Re: Suggestive, but nothing more
1) A planet with an enviroment for suitable chemical reactions to occur
2) Somehow the chemical reactions lead to a self reproducing system
There are over 100,000,000,000 galaxies, each of which has an average of 100,000,000,000 stars (those are old figures, the newer ones are bigger but the old ones are easy to remember). Life has to be astronomically improbable not to occur more than once in this universe.
As it happens, life on this planet happened within around 300,000,000 years of it cooling enough for life to survive. Maybe we were much faster than average, maybe much slower, but the chances are we were somewhere in the middle. The odds look good.
3) Single celled life became multicell
That may be the hard step. It required (for our form of life, that may not be universally true) the formation of the eukaryotic cell by the symbiosis of two bacteria (one became the dominant partner, the other became mitochondria or chloroplasts, depending whether animal or plant). Then again, we have other examples of symbioses like these forming, mainly in protozoa which have cilia that are bacteria. So maybe not so hard.

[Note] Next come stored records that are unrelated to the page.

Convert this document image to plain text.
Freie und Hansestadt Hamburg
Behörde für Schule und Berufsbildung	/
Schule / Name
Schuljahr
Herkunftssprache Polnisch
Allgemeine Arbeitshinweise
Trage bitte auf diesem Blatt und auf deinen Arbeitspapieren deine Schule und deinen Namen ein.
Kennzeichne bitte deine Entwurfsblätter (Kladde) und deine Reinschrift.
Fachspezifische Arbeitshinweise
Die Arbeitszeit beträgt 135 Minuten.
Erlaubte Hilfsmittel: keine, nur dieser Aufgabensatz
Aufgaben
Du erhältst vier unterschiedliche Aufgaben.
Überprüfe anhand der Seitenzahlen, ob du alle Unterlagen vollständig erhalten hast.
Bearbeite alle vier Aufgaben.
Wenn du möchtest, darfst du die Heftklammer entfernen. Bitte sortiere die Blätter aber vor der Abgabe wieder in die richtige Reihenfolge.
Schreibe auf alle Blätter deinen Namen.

4) Life had to make it out of water onto land (not much chance of fish building a spaceship) which was possibly helped by a large moon causing tides
Electronics would be hard. Try making vacuum tubes (valves) or zone-refining semiconductors underwater.
However, our tides have two components: one from the moon and one from the sun. When they act together the result is a larger "spring tide." The sun alone would still produce tides.
In any case, tides would result in life ending up in rock pools that either evaporate long before any evolution could happen, or are swept back out to sea by a later tide. Not much opportunity to get to a land form there. Large rivers, however, produce a salinity gradient at their mouths, allowing a transition from salt water to fresh water. From there, a transition to land may be easier.
So probably not a major problem either.
5) Humans had to evolve - not a given especially if that asteroid had missed 65 million years ago
Intelligent life has to evolve. That, again, seems hard. Then again, both elephants and whales are pretty intelligent. As are chimps. So without that asteroid maybe we'd have ended up with intelligent dinosaurs. Or not.
6) The industrial revolution had to occur. Again not a given - if there had been no coal deposits we'd still be riding around on horses with the most advanced machines being windmills.
Probably true. Although the limiting factor would probably be refining metal ores without coal or oil.
7) The computer revolution had to occur.
We had radio before we had computers. We were pumping out detectable signals without computers. Los Alamos managed to design the atomic bomb with nothing more than a lot of people and mechanical calculators, so I think we could have managed to calculate enough to get to the moon without computers (if we really wanted to).
I'm sure there are plenty of other important points in history that could have led to a very different outcome, but the point is - life evolving may or may not be rare, but a technological civilisation IMO is.
Yes, technological civilizations are going to be rarer than single-celled life. More importantly, those civilizations would have to arise within a narrow time/distance window for us to spot them by radio. And it's possible advanced technological civilizations don't survive long after developing nuclear weapons.